キオクシアは2020年10月29日、3D NAND型フラッシュメモリの生産能力増強のため、四日市工場に第7製造棟(Y7棟)を建設することを発表した。新棟は現在の敷地の北側で造成を進めているスペースに建設する。新棟は2期に分けて建設し、第1期分については2022年春の竣工を計画している。2期分合計の建屋面積は約合計で約4万平方メートルに達し、同社工場としては最大規模となる。また、地震の揺れを吸収する免震構造を採用するとともに、最新の省エネ製造設備を導入するなど環境面にも配慮したものとする予定。AIを活用した生産システムの導入などを通じ、生産性の向上も図っていく。
新工場への設備投資規模は約1兆円程度が見込まれており、米Western Degital(WD)社と折半する。ただし、工場建設費用はキオクシアが負担する。建屋建設投資は営業キャッシュフローの範囲内で行う計画となっている。
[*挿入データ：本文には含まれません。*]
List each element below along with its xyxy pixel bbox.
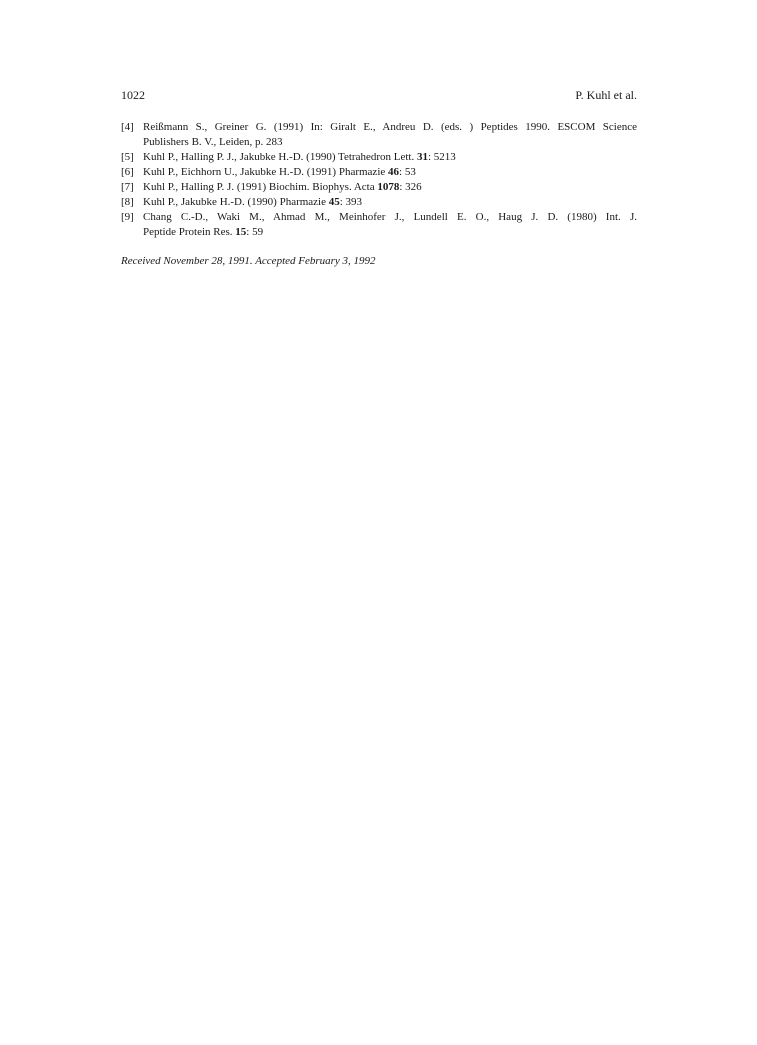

なお、新棟が建設される土地は2020年6月から造成を開始したもので、面積は16万3,000平方メートルとする計画である。
3D NAND型フラッシュメモリ業界など、再編・大型投資の動きが活発化している。2020年10月には韓国SK Hynix社が米Intel社のフラッシュメモリ事業を買収することを発表した(買収額は約90億米ドル)。韓国Samsung Electronics社は2019年末に中国・西安のフラッシュメモリ工場に80億米ドルの追加投資を行っている。また、中国の長江ストレージ科技(YMTC)も強化を進めている。このような動きに対応するため、キオクシアも積極的に大型投資に乗り出した。